La missione è ciò che aiuta il
cristiano ad alzare la testa, ad elevarsi sopra le mentalità ristrette e ad
esprimere qualcosa di nuovo. La missione nasce dalla novità del Vangelo, che porta
con sé per costruire un mondo nuovo, migliore. La missione non sopporta idee
dominanti perché vive sotto il dominio dello Spirito di Dio. La missione offre
volti nuovi alla nostra teologia, che cessa di essere ristagnare quando si
concede al confronto con l’altro. La missione rinnova e rafforza la fede,
attraverso il dono della propria esperienza di Cristo a chi ancora non ne ha
mai sentito parlare o l’ha completamente smarrito dai propri orizzonti. La
missione vivifica la nostra spiritualità, perché la mette a confronto con la
realtà, per non farla viaggiare a quote siderali mentre la gente cammina al
lato delle strade.
Quale missione, allora, in
questa Europa che cambia? Quale progetto missionario per orientare la nostra
azione? Quale pista da percorrere ci attende? Il dove, il come e il quando lo
diranno il contesto e il discernimento che ciascuno farà alla luce della Parola
di Dio e del proprio carisma. Questo discernimento sfida in modo particolare
proprio noi missionari, chiamati in modo speciale a trovare un modo
significativo e attuale di essere religiosi e autentici testimoni di
evangelizzazione. Ci troviamo di fronte a domande scomode che ci obbligano ad
una riflessione che potrà forse chiederci precise scelte di vita.
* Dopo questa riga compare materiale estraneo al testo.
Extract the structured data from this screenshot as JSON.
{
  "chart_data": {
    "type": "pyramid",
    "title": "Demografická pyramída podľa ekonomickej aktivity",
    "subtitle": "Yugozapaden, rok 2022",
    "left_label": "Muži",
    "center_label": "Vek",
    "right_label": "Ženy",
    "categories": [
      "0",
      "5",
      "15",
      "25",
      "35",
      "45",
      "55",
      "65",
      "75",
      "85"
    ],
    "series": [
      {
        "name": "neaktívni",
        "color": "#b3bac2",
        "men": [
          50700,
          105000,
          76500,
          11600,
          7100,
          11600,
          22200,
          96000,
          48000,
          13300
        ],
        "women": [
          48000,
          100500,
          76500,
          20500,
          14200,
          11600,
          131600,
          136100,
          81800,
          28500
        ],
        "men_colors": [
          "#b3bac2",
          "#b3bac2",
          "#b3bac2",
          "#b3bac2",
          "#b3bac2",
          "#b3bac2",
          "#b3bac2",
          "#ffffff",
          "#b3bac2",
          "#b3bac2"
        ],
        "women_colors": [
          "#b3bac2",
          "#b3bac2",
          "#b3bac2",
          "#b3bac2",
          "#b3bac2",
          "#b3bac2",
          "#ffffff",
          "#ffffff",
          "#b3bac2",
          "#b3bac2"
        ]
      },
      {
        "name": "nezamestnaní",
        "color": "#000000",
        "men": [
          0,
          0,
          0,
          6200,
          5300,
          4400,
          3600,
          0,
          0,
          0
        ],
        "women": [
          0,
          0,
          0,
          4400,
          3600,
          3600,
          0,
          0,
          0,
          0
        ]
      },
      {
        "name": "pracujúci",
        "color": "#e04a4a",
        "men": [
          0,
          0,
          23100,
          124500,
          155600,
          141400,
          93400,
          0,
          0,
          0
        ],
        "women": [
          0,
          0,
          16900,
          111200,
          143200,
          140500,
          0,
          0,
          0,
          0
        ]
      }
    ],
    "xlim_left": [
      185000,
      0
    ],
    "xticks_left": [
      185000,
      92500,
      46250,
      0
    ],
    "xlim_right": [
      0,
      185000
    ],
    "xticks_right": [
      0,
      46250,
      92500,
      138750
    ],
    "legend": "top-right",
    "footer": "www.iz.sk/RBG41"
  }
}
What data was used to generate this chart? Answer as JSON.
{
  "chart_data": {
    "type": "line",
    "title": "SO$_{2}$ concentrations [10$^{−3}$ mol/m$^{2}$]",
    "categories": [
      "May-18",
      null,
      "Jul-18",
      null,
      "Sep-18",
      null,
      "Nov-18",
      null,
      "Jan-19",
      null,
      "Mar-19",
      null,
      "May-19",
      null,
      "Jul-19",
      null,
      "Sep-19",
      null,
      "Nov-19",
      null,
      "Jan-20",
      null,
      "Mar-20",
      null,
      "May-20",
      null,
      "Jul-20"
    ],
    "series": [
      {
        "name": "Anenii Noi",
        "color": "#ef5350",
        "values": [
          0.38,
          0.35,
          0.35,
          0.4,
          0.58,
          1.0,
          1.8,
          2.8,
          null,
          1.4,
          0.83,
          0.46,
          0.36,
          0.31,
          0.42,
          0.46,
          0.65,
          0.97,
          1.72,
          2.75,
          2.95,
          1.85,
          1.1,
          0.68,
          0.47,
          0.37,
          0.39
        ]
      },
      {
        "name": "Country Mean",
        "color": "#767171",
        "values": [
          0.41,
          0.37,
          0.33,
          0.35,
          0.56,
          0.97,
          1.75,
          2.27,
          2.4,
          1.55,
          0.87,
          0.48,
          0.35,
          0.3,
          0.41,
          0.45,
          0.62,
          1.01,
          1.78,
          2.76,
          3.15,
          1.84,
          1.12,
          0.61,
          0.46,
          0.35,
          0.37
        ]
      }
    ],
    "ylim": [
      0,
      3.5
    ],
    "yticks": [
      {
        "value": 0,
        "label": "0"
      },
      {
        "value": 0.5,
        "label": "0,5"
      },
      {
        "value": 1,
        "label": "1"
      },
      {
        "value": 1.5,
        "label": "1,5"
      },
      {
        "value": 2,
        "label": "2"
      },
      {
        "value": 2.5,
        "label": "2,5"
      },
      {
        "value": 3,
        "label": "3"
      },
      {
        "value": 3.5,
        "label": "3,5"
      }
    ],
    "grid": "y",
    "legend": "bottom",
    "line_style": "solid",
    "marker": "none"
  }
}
Quali sono le
idee ristrette che oggi condizionano i nostri ambienti e costringono, noi, le
nostre comunità, le nostre famiglie a vivere “imbrigliati”, incapaci di essere
persone “in uscita”? Quali sono queste
idee ristrette che impediscono un incontro vero con gli altri, che proponga un
messaggio che dica qualcosa, che abbia un minimo di senso, che susciti qualche
domanda e, magari, apra uno spiraglio verso il futuro e la salvezza promessa?
Cosa dobbiamo fare per elevarci al di sopra di esse, per proporre qualcosa di
alternativo e liberante?
L’ uomo che riuscì a fondare
due Istituti missionari, pur restando rettore del Santuario a lui affidato e
senza mai mettere piede in missione, avrebbe senz’altro qualcosa da dire. Merita
dare ancora uno sguardo al calendario e provare a vedere se riusciamo a farci
ispirare ancora un po’ dallo sguardo di Giuseppe Allamano. Se riuscissimo poi a
vedere dove punta quello sguardo, noteremmo come questo dimori a lungo sul quadro
della Madonna Consolata e sul tabernacolo. Non ci conviene precorrere i tempi;
queste sono altre pillole che Giuseppe Allamano ci consiglierà di prendere e,
ben lo sappiamo, ogni cura deve rispettare la giusta posologia.